以前働いていた職場では、20代後半の若い店長と同じく若い副店長のいる店舗でした。
40も超えたパートのおばちゃんから見たら、どちらも若くてよく頑張っているな。と言う印象だ。
店長はとにかく若い女性社員に対して厳しい。早く仕事をこなしてほいしのか、とにかく優しくなかった。
副店長は仕事はできるけどやや不真面目な生活が垣間見えたりだが、私は嫌いではなかった。
店長の不機嫌は、場の空気を凍り付かせることがよくあり、パートのおばちゃん連中に指摘される事もしばしば。
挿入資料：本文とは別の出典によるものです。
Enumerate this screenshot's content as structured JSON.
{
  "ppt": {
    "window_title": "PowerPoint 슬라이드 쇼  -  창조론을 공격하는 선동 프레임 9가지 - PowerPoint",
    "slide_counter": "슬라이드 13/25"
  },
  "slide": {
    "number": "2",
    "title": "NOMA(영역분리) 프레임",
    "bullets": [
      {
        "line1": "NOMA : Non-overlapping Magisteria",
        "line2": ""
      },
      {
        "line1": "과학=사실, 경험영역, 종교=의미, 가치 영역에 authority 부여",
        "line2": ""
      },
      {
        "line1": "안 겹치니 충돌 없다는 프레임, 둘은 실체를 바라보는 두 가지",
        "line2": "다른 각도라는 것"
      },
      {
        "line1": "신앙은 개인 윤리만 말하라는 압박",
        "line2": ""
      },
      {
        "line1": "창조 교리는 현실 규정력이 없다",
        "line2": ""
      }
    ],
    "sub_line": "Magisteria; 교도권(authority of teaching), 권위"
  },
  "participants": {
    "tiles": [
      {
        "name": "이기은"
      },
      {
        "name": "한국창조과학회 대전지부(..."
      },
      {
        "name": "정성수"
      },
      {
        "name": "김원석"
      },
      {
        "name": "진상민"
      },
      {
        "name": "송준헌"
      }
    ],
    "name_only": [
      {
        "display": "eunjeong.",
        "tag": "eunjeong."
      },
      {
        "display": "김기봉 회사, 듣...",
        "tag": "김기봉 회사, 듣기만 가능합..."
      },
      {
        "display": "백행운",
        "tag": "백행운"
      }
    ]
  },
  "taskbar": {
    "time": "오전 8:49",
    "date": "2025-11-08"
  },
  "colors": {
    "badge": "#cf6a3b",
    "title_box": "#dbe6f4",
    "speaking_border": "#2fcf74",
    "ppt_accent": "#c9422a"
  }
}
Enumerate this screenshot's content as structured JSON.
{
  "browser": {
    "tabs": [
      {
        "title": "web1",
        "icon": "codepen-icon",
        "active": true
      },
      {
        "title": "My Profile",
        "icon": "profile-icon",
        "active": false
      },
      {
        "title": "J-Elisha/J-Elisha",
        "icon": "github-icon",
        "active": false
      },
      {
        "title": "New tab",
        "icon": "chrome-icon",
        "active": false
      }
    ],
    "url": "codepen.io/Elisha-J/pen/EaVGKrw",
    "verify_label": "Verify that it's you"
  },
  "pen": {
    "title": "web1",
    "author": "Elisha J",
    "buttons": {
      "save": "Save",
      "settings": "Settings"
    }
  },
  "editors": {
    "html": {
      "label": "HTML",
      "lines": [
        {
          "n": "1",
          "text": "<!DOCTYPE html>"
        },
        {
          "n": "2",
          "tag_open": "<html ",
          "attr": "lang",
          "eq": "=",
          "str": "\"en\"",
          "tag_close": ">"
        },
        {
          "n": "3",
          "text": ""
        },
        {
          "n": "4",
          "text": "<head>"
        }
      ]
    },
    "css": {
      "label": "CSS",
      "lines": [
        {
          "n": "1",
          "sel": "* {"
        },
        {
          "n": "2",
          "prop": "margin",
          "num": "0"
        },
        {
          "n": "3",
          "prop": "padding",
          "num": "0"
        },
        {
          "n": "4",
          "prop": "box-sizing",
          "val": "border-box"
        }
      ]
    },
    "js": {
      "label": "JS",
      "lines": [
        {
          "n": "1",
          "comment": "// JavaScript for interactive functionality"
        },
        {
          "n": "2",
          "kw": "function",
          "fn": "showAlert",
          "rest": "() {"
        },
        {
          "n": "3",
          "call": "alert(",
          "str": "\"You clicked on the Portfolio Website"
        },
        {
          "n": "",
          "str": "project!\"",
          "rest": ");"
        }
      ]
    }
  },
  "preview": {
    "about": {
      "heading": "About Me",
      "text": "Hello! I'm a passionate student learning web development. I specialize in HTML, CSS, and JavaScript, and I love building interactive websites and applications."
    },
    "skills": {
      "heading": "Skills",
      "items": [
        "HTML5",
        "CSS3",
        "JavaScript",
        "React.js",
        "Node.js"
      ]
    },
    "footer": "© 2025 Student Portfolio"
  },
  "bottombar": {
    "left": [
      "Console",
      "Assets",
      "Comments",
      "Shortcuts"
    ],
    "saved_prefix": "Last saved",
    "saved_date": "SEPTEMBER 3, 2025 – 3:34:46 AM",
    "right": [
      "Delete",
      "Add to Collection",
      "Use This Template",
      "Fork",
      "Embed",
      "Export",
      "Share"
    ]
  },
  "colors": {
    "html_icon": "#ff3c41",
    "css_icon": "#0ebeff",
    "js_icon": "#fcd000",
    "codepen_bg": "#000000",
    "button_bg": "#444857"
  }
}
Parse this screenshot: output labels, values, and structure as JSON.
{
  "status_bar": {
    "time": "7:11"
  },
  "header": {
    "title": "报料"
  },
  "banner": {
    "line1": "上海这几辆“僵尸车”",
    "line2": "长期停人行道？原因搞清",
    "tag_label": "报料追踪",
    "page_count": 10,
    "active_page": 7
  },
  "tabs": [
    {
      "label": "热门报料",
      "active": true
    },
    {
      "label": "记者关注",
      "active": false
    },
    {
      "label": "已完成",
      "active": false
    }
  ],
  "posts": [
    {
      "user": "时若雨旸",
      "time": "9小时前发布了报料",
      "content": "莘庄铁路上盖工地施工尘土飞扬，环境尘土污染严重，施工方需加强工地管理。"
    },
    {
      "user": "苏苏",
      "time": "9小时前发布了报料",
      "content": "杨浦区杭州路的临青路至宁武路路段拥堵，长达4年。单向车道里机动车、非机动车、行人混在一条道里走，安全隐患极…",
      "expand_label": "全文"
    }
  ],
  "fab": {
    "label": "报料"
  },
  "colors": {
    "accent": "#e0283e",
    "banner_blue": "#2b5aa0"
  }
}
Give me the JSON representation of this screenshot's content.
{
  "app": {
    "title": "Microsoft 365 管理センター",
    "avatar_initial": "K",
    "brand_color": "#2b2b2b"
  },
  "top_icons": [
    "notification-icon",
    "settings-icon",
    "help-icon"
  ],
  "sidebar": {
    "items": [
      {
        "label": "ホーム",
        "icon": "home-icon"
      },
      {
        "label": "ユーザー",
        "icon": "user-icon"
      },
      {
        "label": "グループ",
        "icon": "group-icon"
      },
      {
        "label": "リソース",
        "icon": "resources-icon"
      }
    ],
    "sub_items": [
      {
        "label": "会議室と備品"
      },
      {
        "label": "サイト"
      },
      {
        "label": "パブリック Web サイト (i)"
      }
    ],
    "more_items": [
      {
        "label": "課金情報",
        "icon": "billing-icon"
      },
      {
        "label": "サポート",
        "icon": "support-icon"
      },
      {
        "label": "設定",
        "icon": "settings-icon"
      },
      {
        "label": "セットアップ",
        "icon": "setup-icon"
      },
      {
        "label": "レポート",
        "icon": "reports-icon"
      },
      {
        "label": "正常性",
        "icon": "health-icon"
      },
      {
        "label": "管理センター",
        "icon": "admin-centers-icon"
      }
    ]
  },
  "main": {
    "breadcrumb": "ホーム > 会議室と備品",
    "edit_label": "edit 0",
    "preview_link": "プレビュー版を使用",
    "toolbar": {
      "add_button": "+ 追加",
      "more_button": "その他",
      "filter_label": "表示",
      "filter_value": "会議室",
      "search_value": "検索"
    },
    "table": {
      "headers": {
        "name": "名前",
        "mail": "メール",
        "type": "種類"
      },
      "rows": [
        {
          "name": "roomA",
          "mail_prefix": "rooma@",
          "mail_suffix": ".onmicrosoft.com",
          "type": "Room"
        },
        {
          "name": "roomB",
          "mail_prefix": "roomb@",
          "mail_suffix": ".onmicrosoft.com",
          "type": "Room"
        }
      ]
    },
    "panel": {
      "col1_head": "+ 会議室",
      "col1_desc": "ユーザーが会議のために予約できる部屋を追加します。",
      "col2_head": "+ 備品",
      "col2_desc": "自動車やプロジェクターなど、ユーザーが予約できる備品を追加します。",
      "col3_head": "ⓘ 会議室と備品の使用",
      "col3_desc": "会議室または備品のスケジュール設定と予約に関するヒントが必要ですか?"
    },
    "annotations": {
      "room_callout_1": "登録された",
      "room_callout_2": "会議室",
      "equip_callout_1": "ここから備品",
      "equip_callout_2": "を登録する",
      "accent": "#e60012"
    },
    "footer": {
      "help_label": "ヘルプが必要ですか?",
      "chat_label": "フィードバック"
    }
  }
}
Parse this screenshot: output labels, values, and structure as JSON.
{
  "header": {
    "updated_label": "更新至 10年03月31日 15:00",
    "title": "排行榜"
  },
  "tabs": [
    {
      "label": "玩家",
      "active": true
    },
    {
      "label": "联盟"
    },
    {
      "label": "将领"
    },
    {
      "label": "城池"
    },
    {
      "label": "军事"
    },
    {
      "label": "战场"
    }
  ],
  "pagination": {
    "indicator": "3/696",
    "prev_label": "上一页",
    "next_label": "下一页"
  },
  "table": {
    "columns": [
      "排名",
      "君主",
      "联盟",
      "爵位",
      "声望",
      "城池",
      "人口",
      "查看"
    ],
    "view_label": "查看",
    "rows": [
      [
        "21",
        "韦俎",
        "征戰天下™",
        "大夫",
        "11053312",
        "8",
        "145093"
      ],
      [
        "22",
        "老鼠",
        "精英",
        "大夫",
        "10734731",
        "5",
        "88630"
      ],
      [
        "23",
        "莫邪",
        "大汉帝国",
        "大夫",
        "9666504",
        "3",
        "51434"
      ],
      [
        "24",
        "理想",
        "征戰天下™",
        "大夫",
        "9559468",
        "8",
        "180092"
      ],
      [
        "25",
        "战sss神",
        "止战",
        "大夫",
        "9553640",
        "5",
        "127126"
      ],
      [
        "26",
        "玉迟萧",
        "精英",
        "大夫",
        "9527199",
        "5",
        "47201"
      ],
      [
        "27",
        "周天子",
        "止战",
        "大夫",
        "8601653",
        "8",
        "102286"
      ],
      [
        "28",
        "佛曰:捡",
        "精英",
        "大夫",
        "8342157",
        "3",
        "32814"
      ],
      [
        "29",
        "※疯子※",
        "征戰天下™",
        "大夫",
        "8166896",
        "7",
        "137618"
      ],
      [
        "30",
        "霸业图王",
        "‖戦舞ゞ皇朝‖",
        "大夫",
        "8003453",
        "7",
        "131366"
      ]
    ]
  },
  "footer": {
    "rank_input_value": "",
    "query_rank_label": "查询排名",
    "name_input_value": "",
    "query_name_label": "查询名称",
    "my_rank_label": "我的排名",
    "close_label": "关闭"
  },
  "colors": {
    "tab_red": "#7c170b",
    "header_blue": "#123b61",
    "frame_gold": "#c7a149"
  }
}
そんなある日、副店長と2人で仕込みなどをやっている時に、彼が『店長はまだ人を許せないんでしょうね。』と、ぼやいたのだが、それがとっても仏教的でいいなと思ったのです。
人を許すって1番難しいけど、1番優しい話ではないだろうか?
昔テレビで、アメリカの連続殺人犯が被害者遺族と対面すると言うのを何となく観ていたら、当然皆さん罵り罵倒している中、敬虔なクリスチャンのお父さんがただ唯一、犯人に対して『私の娘はあなたに殺された。沢山の夢や希望があったが、あなたに殺され奪われた。この悲しみは一生癒えないけれど、私はあなたを許す!』みたいな事を泣きながら震える声で目の前の犯人に伝えた場面があり、その時の犯人はそれまでたくさんの罵倒にもニヤニヤと反省の色もなくやり過ごしていましたが、『あなたを許す』の言葉で突然犯人が泣き崩れたので印象深く憶えている。
許すってものすごいパワーがいるが、許すと言うのは、怒りをぶつけるよりいい方向に人の心を動かすのではないだろうか?
許したおとっつぁんも、信仰を深く持っていたからできただけで、普通じゃできないと思う。
ここまで大袈裟な話ではなく、私達も些細な許しを実行してみてはいかがなもんかと思うのだ。
運転中道を割り込まれたとか、会計の時レジでもたつく人とか、ネットの中で無礼を働きかけてくる人とか、貸したもの返さないやつとか、友達の裏切り、迷惑などなどなど…私達毎日頭にくることが多いですが、頭に来ても許してみたらどうなるかな?
許される事にぶら下がる馬鹿はもちろん一定数いるけれど、許した時の私はいつも心が晴れているよ。